In our investigation, we conducted a rigorous two-sample MR analysis, utilizing data from extensive GWAS cohorts that have been made publicly available[24]. By incorporating a large cohort of approximately 486601 individuals, we significantly bolstered the statistical power of our analysis. Our results are anchored in genetic instrumental variables, and we employed a diverse suite of MR techniques to infer causal relationships. The consistency of our findings was maintained, and they appeared to be robust against horizontal pleiotropy and other potential confounders. However, our study does have its limitations. A significant one is the potential incomplete assessment of horizontal pleiotropy, an issue that persists despite our execution of multiple sensitivity analyses. Moreover, the lack of individual-level data precludes us from conducting more nuanced stratified analyses, which could account for variables such as the average age, health status, and socio-environmental factors of the participants. This limitation may introduce bias into our MR estimates, affecting the precision of our conclusions. Additionally, our research was conducted using data from a European database, which raises questions about the generalizability of our findings to other ethnic groups. This could limit the broader applicability of our results to diverse populations. Lastly, while our study provides preliminary evidence of a relationship between immune cells and IBS, it is essential to note that further research is required. Additional basic experimental research and clinical trials are necessary to validate our hypotheses and to expand upon the implications of our findings for the understanding and treatment of IBS. In summary, our MR analysis has contributed valuable insights into the potential causal links between genetic factors, immune cell activity, and IBS. While our results are robust and consistent, they must be interpreted within the context of the study's limitations. Future research should aim to address these limitations and to build upon the foundation laid by our investigation to advance the field and improve the lives of those affected by IBS.
CONCLUSION
In summary, our research has undertaken an extensive examination of four key immune-related traits—MFI, RC, AC, and MP—employing bidirectional MR to elucidate the complex interplay between these factors and IBS. Our findings have established a causal nexus between IBS and a spectrum of 30 immune phenotypes, with nine demonstrating a protective effect against the condition and 21 being correlated with an elevated susceptibility.

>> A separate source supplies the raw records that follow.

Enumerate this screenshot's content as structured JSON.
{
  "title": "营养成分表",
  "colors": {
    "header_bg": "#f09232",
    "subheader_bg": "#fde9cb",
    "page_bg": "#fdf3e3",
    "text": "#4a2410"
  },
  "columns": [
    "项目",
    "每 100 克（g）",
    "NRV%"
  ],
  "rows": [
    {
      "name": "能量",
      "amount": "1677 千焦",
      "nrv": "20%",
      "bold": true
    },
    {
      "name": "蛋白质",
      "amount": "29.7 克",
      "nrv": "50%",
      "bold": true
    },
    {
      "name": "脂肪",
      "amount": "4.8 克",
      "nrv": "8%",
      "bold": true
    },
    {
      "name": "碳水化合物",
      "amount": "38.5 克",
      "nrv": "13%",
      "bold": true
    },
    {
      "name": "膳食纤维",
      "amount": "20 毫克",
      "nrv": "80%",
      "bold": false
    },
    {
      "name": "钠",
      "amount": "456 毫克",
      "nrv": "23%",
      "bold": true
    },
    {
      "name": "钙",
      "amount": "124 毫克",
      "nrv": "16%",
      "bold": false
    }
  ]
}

This study has not only unveiled the intricate relationship between the immune system and IBS but has also significantly mitigated the impact of confounding variables, reverse causation, and other potential biases. These insights may herald a paradigm shift in our comprehension of the biological underpinnings of IBS, potentially leading to the formulation of more efficacious preventative measures and therapeutic strategies.
While our work has shed light on the genetic interplay between the immune system and IBS, the specific pathways and mechanisms that underlie these observed causal associations warrant further exploration. By delving deeper into these connections, we aim to refine our understanding and potentially illuminate targeted avenues for the clinical management and prevention of IBS.

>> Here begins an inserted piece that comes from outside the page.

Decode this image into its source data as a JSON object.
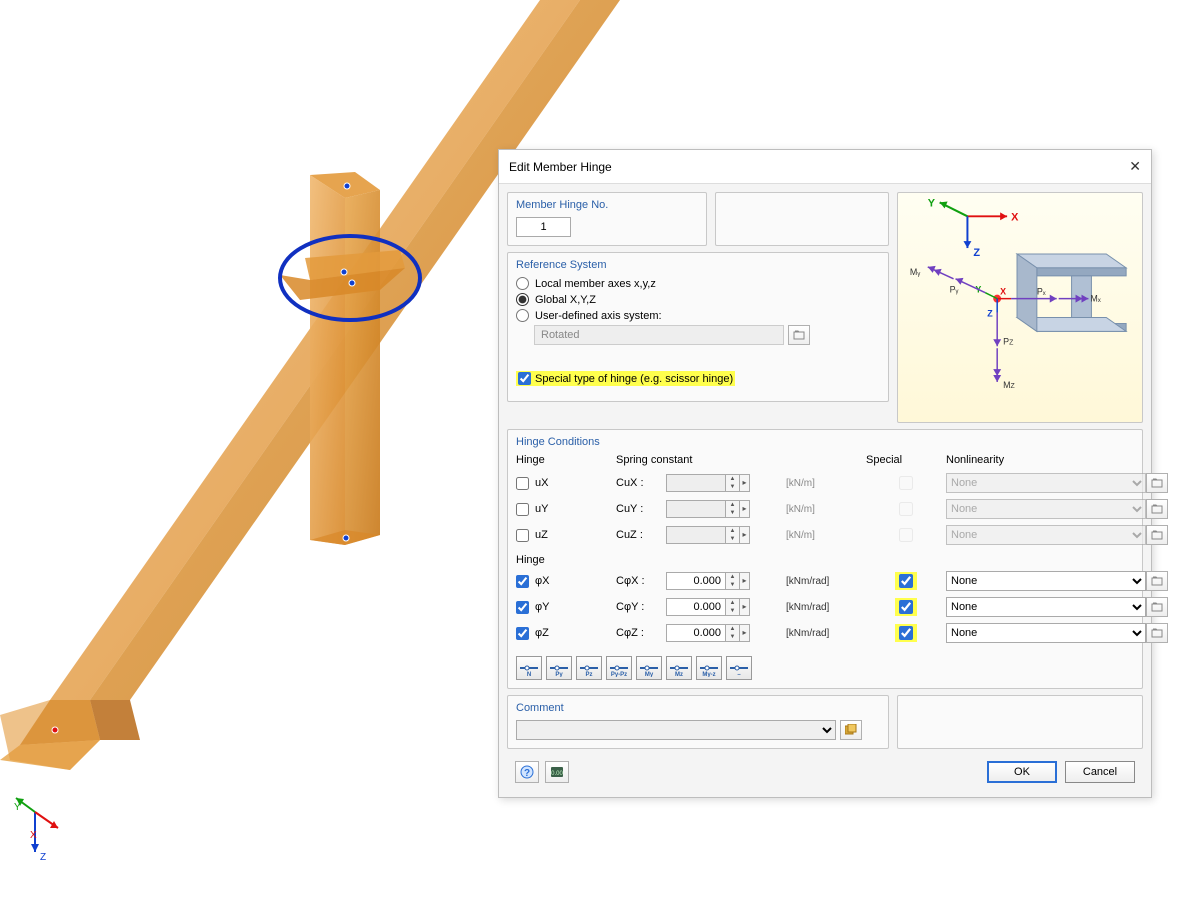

The implications of our findings are far-reaching, promising to reshape the landscape of IBS research and practice. By harnessing this newfound knowledge, we can envision a future where the diagnosis, treatment, and day-to-day management of IBS are informed by a more nuanced appreciation of the immune system's role in the condition's etiology. This represents a significant step forward in our ongoing quest to alleviate the burden of IBS for patients and to enhance their quality of life.